Tuesday, 24 January 2012: 2:00 PM
Linking NASA Environmental Data with a National Public Health Cohort Study and a CDC on-Line System to Enhance Public Health Decision Making
Room 333 (New Orleans Convention Center )
The overall goal of this NASA-funded study is to address issues of environmental health and enhance public health decision making by utilizing NASA remotely-sensed data and products. This study is a collaboration between NASA Marshall Space Flight Center, Universities Space Research Association (USRA), the University of Alabama at Birmingham (UAB) School of Public Health and the Centers for Disease Control and Prevention (CDC) National Center for Public Health Informatics.

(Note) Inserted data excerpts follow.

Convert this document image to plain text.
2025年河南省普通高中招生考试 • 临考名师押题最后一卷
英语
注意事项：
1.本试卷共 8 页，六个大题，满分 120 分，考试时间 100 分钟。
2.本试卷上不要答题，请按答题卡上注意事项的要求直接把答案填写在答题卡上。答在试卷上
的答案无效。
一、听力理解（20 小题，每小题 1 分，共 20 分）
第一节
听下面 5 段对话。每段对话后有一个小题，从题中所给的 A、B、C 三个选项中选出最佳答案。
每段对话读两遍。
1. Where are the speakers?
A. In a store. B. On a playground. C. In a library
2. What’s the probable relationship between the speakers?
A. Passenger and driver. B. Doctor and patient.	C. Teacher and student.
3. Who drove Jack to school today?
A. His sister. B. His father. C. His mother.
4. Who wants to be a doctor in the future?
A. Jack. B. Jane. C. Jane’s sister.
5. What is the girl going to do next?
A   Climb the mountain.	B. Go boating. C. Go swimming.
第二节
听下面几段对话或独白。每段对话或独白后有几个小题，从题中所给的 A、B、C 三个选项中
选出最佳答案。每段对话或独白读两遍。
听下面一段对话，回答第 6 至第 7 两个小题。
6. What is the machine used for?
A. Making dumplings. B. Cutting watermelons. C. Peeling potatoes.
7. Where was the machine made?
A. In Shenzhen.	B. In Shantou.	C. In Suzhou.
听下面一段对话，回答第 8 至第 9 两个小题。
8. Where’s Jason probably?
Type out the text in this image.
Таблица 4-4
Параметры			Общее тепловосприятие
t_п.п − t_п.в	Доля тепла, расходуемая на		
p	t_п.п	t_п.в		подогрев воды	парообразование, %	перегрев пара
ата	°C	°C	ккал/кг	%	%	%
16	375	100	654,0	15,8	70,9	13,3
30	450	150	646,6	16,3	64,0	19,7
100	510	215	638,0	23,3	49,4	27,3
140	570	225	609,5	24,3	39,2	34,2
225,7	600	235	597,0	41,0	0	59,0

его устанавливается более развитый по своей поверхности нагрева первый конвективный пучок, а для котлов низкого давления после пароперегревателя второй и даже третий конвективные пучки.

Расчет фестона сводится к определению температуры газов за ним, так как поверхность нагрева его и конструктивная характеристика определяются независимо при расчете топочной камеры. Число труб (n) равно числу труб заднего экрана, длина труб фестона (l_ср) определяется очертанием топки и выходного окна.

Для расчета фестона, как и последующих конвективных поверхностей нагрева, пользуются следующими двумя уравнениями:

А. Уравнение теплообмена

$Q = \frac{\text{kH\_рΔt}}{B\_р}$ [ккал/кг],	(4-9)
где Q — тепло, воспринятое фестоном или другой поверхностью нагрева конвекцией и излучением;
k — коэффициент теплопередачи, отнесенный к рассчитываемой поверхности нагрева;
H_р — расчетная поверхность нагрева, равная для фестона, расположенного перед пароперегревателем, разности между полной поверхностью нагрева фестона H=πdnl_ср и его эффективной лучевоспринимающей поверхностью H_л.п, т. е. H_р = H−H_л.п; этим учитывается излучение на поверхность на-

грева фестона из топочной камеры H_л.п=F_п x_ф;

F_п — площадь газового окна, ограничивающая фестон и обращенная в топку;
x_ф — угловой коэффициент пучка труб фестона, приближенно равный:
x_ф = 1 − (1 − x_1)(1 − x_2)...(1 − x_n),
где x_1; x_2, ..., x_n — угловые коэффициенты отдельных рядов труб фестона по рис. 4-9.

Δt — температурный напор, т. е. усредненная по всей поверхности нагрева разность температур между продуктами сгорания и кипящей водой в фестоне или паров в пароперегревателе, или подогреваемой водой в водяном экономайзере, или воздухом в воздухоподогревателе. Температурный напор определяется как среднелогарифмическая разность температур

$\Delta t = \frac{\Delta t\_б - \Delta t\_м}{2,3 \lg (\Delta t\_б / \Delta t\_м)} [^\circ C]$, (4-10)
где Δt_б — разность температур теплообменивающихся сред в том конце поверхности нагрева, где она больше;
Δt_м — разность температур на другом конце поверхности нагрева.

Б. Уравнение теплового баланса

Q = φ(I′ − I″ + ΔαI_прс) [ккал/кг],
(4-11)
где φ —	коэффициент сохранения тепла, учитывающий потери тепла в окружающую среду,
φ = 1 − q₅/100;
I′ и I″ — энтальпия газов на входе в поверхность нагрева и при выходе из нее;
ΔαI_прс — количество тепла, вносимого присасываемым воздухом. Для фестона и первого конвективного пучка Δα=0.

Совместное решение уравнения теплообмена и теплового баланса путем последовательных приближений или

The objectives of this study are to develop high-quality spatial data sets of environmental variables, link these with public health data from a national cohort study, and deliver the linked data sets and associated analyses to local, state and federal end-user groups. Three daily environmental data sets were developed for the conterminous U.S. on different spatial resolutions for the period 2003-2008: (1) spatial surfaces of estimated fine particulate matter (PM2.5) exposures on a 10-km grid utilizing the US Environmental Protection Agency (EPA) ground observations and NASA's MODerate-resolution Imaging Spectroradiometer (MODIS) data; (2) a 1-km grid of Land Surface Temperature (LST) using MODIS data; and (3) a 12-km grid of daily Solar Insolation (SI) and maximum and minimum air temperature using the North American Land Data Assimilation System (NLDAS) forcing data. In order to determine whether exposures to these environmental risk factors are related to cognitive decline and other health outcomes, these environmental datasets were linked with public health data from the UAB REasons for Geographic and Racial Differences in Stroke (REGARDS) national cohort study funded by the NIH National Institute of Neurological Disorders and Stroke. These environmental national datasets will also be made available to public health professionals, researchers and the general public via the CDC Wide-ranging Online Data for Epidemiologic Research (WONDER) system, where they can be aggregated to the county, state or regional level as per users' need and downloaded in tabular, graphical, and map formats. The linkage of these data provides a useful addition to CDC WONDER, allowing public health researchers and policy makers to better include environmental exposure data in the context of other health data available in this online system. It also substantially expands public access to NASA data, making their use by a wide range of decision makers feasible.